I didn’t think I’d believe this. I’m a major advocate of killing things that don’t work and quickly moving on to new ones, but I’ve noticed an interesting pattern in a few companies I’ve been studying lately – they don’t pivot.
They do change product features, but the products they made at the very beginning are the same products they make today. This could get really nit-picky, but hear me out:
- Facebook – began as a social network with personal profiles. Today, it’s a social network with personal profiles.
- Ford – began making engines and vehicles. Today, over 100 years later, makes engines and vehicles.
- Airbnb – began by renting out room in a home as an alternative to a hotel. Today, renting out homes as hotel alternatives.
- Apple – began by making personal computers. Today, makes personal computers.
- GoPro – began making camera products for action sports. Today, same.

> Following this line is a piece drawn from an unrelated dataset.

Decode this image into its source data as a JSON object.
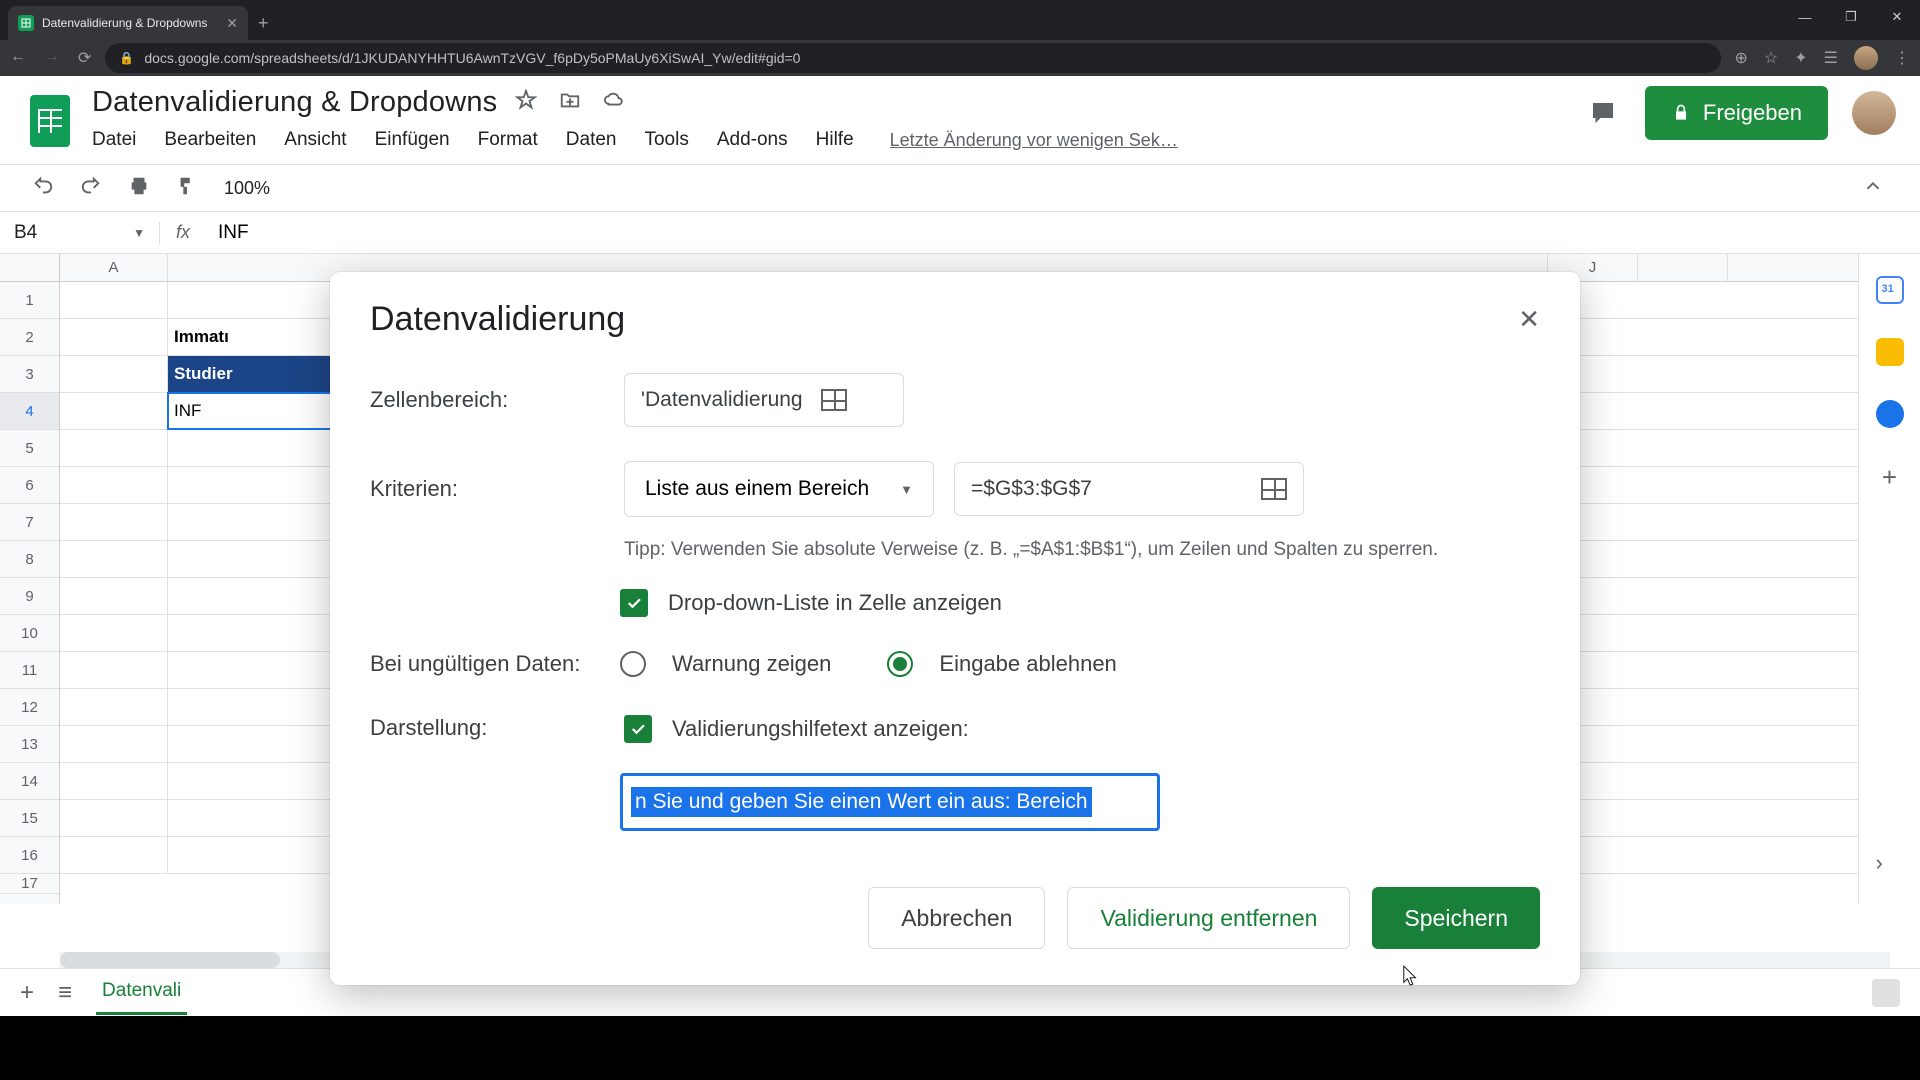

- Google – search engine. Search engine.
- Dropbox – online storage to replace Drew Houston’s thumb drive. Now, online storage.
- Qualtrics – survey software. $1 billion later, survey software.
- Spanx – undergarments. Now, undergarments.
The product features have changed over time, but the core products simply haven’t.
Each grew from very humble beginnings, typically with a single founder working in a dorm room or garage making a product he wanted to use for himself. Over time, more people began to use those products, and now each of the companies on the list above is valued from $10 to $675 billion. Yet, remarkably, if we trace those billions back to the inception of each product, we find that the path we take is a very straight one, without dramatic curves or detours. The products that are now worth billions are strikingly similar to the humble dorm room and garage-spawned products that began years ago.
It’s often said that execution trumps the idea, and I’ve always believed that. I’ve met plenty of people with great ideas coupled with terrible execution, and those people usually don’t get very far. But in researching these companies and creating products myself, I’m beginning to think differently. The basis for this thought is an observation of the most basic activity in business – a person buying a product. People just don’t buy bad products very often. Successful businesses are built with good products as their foundation. If an idea is the seminal version of a product, then the idea does matter. In fact, it’s paramount.
Coming up with an idea, then, is arguably the most important activity in all of business. The coming up with good ideas, however, is a difficult process to manage. It’s elusive and ethereal. Ideas don’t come intentionally, therefore, we can’t plan to come up with them. Unlike a financial forecast or marketing plan, we can’t will an idea into existence with team meetings, or assignments, or deadlines.
If we are to consistently – or ever – come up with ideas so good that they can be turned into wildly successful products, we don’t need a way to create them, we need a way to harvest them.
Once we’ve found a good idea, if it is truly good, it need not be changed much to create significant value.